Air-Gapped Installation of Apache Spark on Kubernetes
Below is a step‐by‐step guide to installing ilum in an offline (air‐gapped) environment. This guide is written to be agnostic to your Kubernetes distribution and covers both approaches for managing container images—using containerd (with the ctr tool) or Docker. The instructions assume that you have:
- An Internet-connected workstation to download the required Helm chart and container images.
- A method (such as a USB drive or internal file server) to transfer files from the online workstation to your offline environment.
- A working Kubernetes cluster (any distribution) in your offline environment.
- Helm installed and configured to connect to your offline cluster.
- Sufficient Disk Space: At least 60GB free on both the download and offline machines (for handling large image tarballs).
- Recommended Resources: 12 CPU and 18GB RAM (or more depending on workload).
Architecture Overview: Spark on Kubernetes in Air-Gapped Environments
When deploying Apache Spark on Kubernetes in an air-gapped environment, the driver and executor processes run as containerized processes 100% managed within infrastructure devoid of public connectivity. All container images and dependencies, along with configuration files, are hosted internally and do not need external network access.
In this environment, we deploy Spark components as containerized applications on Kubernetes. Spark driver and executors operate as pods. Scheduling, resource allocation, and scaling are handled by Kubernetes. The setup uses native Kubernetes features like resource limits, Horizontal Pod Autoscaling, and node selectors for smooth and reliable functioning. For general details on how Ilum manages these resources, see the Architecture Overview.

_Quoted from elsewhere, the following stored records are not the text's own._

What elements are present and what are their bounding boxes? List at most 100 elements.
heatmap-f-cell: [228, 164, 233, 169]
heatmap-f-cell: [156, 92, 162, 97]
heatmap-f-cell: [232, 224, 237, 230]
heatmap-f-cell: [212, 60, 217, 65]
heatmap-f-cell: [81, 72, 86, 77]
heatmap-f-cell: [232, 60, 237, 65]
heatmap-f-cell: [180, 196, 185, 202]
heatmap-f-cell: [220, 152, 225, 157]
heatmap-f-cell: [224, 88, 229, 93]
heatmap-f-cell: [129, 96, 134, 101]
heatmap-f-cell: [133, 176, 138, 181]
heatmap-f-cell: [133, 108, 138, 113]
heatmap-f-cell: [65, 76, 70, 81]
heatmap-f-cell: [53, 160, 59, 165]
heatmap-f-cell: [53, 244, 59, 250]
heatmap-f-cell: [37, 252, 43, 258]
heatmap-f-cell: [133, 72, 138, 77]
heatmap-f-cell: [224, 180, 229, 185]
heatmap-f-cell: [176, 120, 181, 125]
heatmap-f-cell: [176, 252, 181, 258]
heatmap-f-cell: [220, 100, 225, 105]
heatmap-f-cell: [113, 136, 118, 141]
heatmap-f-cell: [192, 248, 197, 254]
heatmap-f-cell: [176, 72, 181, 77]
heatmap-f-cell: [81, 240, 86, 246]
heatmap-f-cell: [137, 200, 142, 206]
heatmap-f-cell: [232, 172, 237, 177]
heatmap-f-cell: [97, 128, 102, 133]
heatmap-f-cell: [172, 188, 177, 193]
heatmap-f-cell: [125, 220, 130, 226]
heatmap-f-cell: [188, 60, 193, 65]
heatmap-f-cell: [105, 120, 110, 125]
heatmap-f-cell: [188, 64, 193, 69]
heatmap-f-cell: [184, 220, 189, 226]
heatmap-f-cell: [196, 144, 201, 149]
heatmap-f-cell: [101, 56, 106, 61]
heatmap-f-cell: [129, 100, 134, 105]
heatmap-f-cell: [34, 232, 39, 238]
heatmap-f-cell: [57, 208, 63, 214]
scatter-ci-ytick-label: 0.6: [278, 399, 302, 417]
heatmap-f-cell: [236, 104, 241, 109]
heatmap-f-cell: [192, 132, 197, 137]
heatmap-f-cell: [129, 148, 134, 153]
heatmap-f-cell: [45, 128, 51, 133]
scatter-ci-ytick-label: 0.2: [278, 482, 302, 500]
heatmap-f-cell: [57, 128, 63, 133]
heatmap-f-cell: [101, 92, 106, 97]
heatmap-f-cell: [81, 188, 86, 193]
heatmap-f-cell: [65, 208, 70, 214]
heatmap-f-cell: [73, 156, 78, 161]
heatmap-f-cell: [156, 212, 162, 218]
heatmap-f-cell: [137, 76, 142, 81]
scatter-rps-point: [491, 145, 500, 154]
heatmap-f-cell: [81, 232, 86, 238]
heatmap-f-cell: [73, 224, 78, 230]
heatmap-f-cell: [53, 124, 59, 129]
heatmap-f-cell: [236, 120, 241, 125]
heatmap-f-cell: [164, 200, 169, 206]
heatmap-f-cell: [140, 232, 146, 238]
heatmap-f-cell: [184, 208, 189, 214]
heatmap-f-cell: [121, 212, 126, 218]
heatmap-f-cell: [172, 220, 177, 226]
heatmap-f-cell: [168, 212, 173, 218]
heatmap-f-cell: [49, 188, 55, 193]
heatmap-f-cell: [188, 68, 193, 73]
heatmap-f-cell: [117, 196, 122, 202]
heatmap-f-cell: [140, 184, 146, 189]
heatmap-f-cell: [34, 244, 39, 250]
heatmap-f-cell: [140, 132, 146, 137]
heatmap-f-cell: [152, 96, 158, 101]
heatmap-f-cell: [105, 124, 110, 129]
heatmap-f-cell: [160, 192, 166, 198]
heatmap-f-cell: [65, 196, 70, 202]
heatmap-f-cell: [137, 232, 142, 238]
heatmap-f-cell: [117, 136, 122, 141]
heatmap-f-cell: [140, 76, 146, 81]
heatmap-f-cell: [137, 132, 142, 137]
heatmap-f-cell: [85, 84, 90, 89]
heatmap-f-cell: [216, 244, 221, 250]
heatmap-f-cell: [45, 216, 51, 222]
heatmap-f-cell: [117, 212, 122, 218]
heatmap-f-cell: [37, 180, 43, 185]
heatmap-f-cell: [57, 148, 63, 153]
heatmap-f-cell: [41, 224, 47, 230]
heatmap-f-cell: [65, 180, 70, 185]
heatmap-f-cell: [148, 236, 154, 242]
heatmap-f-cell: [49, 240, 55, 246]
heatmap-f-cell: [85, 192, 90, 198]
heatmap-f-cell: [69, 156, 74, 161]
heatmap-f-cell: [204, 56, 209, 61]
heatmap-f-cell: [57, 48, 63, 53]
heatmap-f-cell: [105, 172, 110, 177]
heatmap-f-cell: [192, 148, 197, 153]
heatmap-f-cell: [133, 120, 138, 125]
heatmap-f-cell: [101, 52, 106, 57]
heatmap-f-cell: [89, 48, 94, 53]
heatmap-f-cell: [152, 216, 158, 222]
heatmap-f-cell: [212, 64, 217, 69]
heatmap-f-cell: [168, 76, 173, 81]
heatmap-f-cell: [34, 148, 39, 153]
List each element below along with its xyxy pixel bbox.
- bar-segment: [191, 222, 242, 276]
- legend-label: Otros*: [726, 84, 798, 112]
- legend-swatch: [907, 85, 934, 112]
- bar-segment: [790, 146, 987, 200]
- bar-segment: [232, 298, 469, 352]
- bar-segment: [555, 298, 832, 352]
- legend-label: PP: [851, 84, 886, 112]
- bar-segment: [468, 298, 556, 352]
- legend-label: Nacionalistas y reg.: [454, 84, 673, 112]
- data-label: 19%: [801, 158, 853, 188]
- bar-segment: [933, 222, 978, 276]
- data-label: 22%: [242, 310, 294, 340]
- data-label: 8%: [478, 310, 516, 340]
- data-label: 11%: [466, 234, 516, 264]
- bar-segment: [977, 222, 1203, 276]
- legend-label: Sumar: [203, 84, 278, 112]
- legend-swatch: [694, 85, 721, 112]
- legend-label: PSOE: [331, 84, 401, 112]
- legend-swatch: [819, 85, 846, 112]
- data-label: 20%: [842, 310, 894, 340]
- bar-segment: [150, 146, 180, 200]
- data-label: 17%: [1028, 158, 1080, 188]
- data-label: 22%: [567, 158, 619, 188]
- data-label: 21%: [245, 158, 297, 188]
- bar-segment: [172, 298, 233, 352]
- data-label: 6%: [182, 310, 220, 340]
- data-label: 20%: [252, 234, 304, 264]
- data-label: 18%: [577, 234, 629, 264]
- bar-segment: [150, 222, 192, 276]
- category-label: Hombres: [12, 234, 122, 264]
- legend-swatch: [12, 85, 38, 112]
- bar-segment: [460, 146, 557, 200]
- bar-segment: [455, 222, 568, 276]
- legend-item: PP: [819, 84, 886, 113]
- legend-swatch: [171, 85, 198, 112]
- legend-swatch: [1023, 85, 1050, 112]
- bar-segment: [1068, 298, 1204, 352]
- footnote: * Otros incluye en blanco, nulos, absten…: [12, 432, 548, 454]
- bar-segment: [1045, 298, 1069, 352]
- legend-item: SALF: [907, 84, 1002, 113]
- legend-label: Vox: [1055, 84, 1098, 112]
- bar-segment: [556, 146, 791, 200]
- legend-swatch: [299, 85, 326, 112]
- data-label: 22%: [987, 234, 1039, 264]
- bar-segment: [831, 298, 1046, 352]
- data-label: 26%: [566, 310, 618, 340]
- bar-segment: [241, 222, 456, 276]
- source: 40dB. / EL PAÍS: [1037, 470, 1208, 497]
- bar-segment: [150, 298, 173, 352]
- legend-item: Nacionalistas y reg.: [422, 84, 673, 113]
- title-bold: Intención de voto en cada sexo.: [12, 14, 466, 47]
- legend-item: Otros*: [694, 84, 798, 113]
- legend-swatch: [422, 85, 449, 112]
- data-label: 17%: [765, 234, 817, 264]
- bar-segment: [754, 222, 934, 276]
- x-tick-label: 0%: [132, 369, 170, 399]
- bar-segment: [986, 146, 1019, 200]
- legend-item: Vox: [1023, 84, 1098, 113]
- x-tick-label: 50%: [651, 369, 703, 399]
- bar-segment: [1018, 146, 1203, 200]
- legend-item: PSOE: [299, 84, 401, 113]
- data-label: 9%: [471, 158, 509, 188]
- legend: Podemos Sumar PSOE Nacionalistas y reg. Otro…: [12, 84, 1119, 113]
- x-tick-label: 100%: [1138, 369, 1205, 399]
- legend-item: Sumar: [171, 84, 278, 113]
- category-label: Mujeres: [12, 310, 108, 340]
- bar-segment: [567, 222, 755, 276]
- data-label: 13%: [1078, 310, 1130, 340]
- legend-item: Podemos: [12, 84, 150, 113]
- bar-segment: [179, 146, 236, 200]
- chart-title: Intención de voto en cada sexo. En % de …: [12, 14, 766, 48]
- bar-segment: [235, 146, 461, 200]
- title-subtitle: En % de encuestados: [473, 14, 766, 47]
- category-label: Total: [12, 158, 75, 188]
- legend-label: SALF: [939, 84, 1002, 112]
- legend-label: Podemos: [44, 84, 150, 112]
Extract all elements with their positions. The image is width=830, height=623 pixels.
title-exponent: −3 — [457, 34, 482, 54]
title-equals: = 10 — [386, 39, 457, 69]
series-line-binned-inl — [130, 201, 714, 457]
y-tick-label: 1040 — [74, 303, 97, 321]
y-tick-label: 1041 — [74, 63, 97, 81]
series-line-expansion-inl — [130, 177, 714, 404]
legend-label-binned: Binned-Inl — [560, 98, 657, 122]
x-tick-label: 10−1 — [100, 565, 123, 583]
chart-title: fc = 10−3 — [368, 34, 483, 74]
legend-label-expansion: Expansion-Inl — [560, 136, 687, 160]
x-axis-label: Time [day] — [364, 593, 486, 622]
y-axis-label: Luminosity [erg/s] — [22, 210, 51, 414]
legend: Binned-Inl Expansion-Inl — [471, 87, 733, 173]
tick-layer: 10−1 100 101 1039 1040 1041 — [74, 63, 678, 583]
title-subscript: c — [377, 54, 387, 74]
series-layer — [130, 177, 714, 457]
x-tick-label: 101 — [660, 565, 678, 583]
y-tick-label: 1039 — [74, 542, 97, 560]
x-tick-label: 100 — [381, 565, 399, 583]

A local image registry is a key part of this architecture. Instead of manually loading images on every node, you push them into a registry within your infrastructure. Whether using a basic deployment with registry:2 or a robust solution like Harbor, the registry must be backed by persistent storage to retain images after restarts. Once images are in the registry, individual nodes can pull them on demand.
Networking and security are critical. Air-gapped environments use network policies to control pod communication. These policies limit interactions to necessary components using Kubernetes' security controls (RBAC, service accounts), ensuring compliance with strict no-ingress rules.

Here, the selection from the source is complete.